Soltanto il mese scorso nel tacito silenzio dei più è stato regolamentato con apposito decreto legislativo il nuovo diritto di accesso agli atti amministrativi, il quale sembra quasi voler dimenticare completamente il più antico diritto alla privacy dei cittadini. E’ così che chiunque sia interessato all'acquisizione di un atto amministrativo potrà farne semplice richiesta senza dover argomentare alcun tipo di motivazione. Viene quindi capovolta l’impostazione dell’accesso civico. Questo nuovo orientamento sembra si basi sulla volontà mista alla necessità di voler adoperare sempre di più in termini di massima trasparenza ogniqualvolta che ci si confronti con la Pubblica Amministrazione.
Assolutamente condivisibile la volontà e la ricerca concreta dunque della trasparenza ma è senza dubbio opportuno notare quanto i cittadini dovranno abituarsi a questo nuovo cambio di rotta. Cambio questo concretamente manifestatosi nel mese di maggio, quindi, quando l’esecutivo ha approvato il cosiddetto FOIA, ossia il Freedom of Information Act (la legge sulla libertà di informazione), che ridisegna il vecchio istituto del diritto di accesso agli atti amministrativi.
Sarà così che chiunque, dal vicino al concorrente di una gara d’appalto o perché no il partecipante ad un concorso, potrà chiedere ed ottenere con estrema facilità e senza alcun tipo di motivazione rilevante dati sensibili, strettamente personali facendo quindi intrusione nell'altrui privacy.
Il tutto è reso ancora più cristallino dalla cancellazione del silenzio-rifiuto.
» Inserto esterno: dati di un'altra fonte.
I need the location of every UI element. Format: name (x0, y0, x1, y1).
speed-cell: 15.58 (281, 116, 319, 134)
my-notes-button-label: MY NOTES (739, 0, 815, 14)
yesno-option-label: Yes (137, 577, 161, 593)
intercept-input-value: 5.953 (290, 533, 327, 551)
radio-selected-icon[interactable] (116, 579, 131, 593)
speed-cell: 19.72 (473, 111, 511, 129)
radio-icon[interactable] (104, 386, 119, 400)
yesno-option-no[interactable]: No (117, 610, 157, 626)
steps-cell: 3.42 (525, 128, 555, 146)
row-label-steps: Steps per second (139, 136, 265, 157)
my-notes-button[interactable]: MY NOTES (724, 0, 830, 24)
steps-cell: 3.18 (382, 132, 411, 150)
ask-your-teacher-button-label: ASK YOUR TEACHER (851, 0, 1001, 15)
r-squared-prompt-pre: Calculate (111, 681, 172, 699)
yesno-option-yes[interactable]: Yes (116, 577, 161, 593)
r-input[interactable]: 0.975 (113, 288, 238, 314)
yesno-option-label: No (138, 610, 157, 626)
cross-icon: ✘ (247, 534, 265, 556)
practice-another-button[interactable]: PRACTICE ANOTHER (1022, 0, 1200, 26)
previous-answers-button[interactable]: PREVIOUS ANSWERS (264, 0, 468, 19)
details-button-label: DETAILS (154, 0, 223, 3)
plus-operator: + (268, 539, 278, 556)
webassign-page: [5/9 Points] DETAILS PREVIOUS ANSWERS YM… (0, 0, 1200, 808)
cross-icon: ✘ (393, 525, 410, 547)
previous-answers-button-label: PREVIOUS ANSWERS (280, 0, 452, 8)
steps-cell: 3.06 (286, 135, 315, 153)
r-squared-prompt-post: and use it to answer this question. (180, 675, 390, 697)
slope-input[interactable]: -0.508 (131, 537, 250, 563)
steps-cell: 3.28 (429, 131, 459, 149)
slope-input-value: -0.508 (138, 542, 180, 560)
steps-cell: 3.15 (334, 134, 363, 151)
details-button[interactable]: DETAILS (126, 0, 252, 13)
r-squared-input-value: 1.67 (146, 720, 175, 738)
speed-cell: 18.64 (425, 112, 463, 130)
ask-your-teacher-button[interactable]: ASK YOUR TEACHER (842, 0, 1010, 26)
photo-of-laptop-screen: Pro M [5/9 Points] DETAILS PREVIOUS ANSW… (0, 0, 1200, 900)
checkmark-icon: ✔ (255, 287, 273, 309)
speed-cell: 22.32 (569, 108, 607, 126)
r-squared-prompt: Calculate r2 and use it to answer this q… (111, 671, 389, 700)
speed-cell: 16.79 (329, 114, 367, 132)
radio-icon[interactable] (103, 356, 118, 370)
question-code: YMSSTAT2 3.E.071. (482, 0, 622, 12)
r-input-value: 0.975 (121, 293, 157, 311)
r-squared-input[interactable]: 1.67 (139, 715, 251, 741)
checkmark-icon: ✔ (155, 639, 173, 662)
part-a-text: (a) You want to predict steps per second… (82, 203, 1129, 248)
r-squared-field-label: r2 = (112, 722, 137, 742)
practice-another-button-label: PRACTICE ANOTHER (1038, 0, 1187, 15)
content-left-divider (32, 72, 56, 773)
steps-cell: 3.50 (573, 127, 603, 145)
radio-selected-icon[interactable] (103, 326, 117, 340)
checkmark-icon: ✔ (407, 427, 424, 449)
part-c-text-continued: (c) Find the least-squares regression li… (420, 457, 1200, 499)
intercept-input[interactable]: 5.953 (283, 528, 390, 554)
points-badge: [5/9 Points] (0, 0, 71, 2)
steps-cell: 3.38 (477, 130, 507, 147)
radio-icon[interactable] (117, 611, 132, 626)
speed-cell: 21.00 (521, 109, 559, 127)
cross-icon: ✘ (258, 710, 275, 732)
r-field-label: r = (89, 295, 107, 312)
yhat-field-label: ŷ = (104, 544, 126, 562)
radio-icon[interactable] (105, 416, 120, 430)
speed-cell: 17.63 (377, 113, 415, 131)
Difatti se la Pubblica Amministrazione non darà risposta al cittadino istante, la richiesta di accesso non potrà considerarsi rifiutata -come del resto era previsto dal vecchio istituto -, al contrario, verrà dunque paragonata al silenzio-assenso e di conseguenza accolta.
Come allora in questo scenario la privacy può scendere in campo?
In realtà quando c’è in gioco la massima trasparenza il concetto stesso di privacy si priva del suo vero e proprio contenuto, la ratio stessa ne perde significato. Questo perché seguendo la logica dell’interesse pubblico che quindi coinvolge gli interessi pubblici della collettività, ogni cittadino è titolare dello stesso diritto e quindi deve poter godere delle medesime possibilità. Quindi dovremmo accettare l’idea che i rapporti con la Pubblica Amministrazione non potranno mai essere affari privati, ma rapporti pubblici, aperti quindi all'esame e al giudizio erga omnes.
Fermo rimane l’apparente tutela riservata al controinteressato, il quale potrà sempre presentare opposizione, resa possibile dal fatto che l’amministrazione è tenuta ad avvisarlo della richiesta di accesso presentata da altri, ma visto che per poter effettuare un bilanciamento di interessi tra i due soggetti (richiedente e titolare dei dati) bisognerebbe conoscerne le motivazioni, cosa impossibile, come previsto dalla norma in esame, la tutela sembra essere un vero e proprio strumento privo di senso concreto.
Gli unici limiti che incontra il nuovo accesso civico, sono quelli di interesse pubblico o privato quando coinvolgono la riservatezza delle persone, la segretezza della corrispondenza o gli interessi economici e commerciali, che sembrano doversi applicare in via del tutto eccezionale. La tutela della riservatezza blocca, infatti, l’accesso civico solo quando ciò risulterà necessario per evitare un danno concreto alla tutela della protezione dei dati personali. Si tratta di concetti molto vaghi, lasciati alla discrezionalità dei singoli funzionari. E questi ultimi non hanno parametri per esercitare la discrezionalità.